According to records, McAfee was publicly traded until Intel bought it for $7.6 billion in 2010. Intel hoped to align its chips closely with the McAfee’s security technology. However, this vision did not turn out well for Intel, which agreed to accept a cut down of over $3 billion when it sold 51 per cent of the business to TPG in a 2016 deal, announced at a valuation of $4.2 billion.

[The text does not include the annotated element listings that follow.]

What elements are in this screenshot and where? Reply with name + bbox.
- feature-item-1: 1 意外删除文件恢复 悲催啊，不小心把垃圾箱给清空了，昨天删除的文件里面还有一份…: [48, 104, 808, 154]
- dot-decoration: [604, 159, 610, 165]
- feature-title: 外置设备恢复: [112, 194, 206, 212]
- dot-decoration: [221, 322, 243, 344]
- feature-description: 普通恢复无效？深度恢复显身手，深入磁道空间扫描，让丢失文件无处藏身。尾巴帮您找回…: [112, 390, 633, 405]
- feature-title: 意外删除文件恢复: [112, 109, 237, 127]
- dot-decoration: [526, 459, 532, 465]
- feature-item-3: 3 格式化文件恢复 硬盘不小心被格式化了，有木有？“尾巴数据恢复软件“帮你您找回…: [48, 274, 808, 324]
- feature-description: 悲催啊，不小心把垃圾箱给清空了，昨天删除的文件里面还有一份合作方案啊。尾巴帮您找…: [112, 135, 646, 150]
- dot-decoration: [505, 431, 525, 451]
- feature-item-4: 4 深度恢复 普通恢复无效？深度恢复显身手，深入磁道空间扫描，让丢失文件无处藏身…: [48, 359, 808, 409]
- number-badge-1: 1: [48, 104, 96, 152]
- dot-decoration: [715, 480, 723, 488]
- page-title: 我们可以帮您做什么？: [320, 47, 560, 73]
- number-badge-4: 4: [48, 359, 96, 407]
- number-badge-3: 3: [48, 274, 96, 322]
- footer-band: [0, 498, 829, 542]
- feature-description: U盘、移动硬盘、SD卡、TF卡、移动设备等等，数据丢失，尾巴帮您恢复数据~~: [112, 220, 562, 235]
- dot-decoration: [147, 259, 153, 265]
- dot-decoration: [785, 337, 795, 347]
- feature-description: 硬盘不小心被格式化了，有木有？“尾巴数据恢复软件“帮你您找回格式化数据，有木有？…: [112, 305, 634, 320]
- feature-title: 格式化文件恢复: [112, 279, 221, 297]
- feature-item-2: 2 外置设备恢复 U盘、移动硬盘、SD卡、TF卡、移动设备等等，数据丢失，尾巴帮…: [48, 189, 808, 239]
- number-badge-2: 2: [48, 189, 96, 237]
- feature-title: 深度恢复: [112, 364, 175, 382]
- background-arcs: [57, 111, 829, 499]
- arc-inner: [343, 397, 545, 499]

The majority ownership of TGP has purportedly helped in transforming the McAfee business in less than two years with add-on acquisitions. McAfee closed its takeover of Skyhigh Networks, in January, which assists companies to monitor cloud services that their employees are using. McAfee also acquired Tunnelbear in March, that provides VPNs for protecting data while using shared WiFi accounts.
It was earlier reported that Symantec was approached with a takeover offer from Thoma Bravo. Sources cite that if the deal for McAfee gets closed, the purchase of Symantec would be ruled out.
Founded by John McAfee in 1987, McAfee developed cybersecurity software for personal computers and servers, to protect users from malware and other viruses. The computer security provided by the firm prevented attacks on personal devices. Recently, it has also expanded into cloud computing and mobile devices, where the hackers have migrated.